Glenda was listening in the background, because she slammed down a spoon and turned to the camera, pointing her finger at Jake. “I’ve told you what I think about Facebook, and I don’t appreciate you trying to go behind my back!”
“Calm down, Glenda . . . I’m just talking to Mum.”
“And don’t you start that; I am your grandmother, not some friend down at the skate park.”
Jake rolled his eyes. “I don’t have any friends called Glenda, especially ones who’d be seen dead with a name like that at the skate park.”
Kate could see her mother go bright red; she looked ready to burst.
“Jake, don’t talk to Grandma like that,” said Kate. “And don’t roll your eyes at me.”
“I’m going to be fifteen next year, and she’s ruining my life. Everyone is on Facebook, all my friends! There’s a guy in the year above who found a job working at a festival through a post on Facebook, so you could be damaging my future career!” he shouted. He got up and stormed off. They waited a moment, and Kate heard a door slam.
“His future career,” said Kate. “He knows exactly what buttons to push.”
Glenda pulled out the chair and sat down at the table. “He’s turning into an argumentative teenager.”
“When did he start calling you Glenda?”
“Last week, when we disagreed what time he had to come home. Calm down, Glenda is his new favorite phrase.”

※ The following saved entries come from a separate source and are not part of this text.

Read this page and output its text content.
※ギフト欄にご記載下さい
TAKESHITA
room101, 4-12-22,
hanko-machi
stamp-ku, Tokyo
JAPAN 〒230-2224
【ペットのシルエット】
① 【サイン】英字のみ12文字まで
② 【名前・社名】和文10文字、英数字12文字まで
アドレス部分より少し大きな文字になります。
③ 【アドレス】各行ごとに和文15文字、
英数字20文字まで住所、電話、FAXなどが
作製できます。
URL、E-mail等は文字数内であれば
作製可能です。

“Does he call Dad Michael?”
“No, your father still gets to be Grandad. I’m always the bad cop.”
“Where is Dad?”
“He’s playing snooker with Clive Beresford. He sends his love.”
“Clive Beresford sends his love?” said Kate, unable to resist teasing.
“Catherine, don’t you start.”
“Shouldn’t we be happy Jake is becoming a normal moody teenager?”
“That’s easy for you to say.”
Kate raised her eyebrows but let it slide. “Mum, we should let him join Facebook.”
“But!”
“Hear me out. If we don’t, then he might set up some anonymous profile that we don’t know about. Tell him he can join, but we have to know his password. We also have to be friends with him.”
“I have to join too?” said Glenda.
“Yes. And I’ll join. Then we can monitor things, and we can also hoick him off it if there is anything we don’t like.”
Glenda thought about it. “What if you-know-who or his bloody mother gets in contact with Jake?”
“Peter and Enid are banned from all communication with him, Mum, including social media and email.”
“What if he finds something?”
“We can’t ban him from looking at the internet for the rest of his life,” said Kate. Glenda took off her glasses and rubbed her eyes. “This scares the shit out of me too, Mum.”
“Language, Catherine . . .”
“We have to be smart. Banning things never works. It often makes things worse. We have to practice our surveillance techniques. We monitor him online.”
Glenda smiled. “You’re probably better at that than me.”
“I don’t know. You did break the lock on my diary when I was twelve. Not that I was writing anything salacious.”
Glenda shook her head, conceding defeat. “Okay, fine . . . But I need your full support on this. I’m not being the bad guy and the one who takes him away from Facebook.”
“If we want him to come off, I’ll be the one who tells him,” said Kate.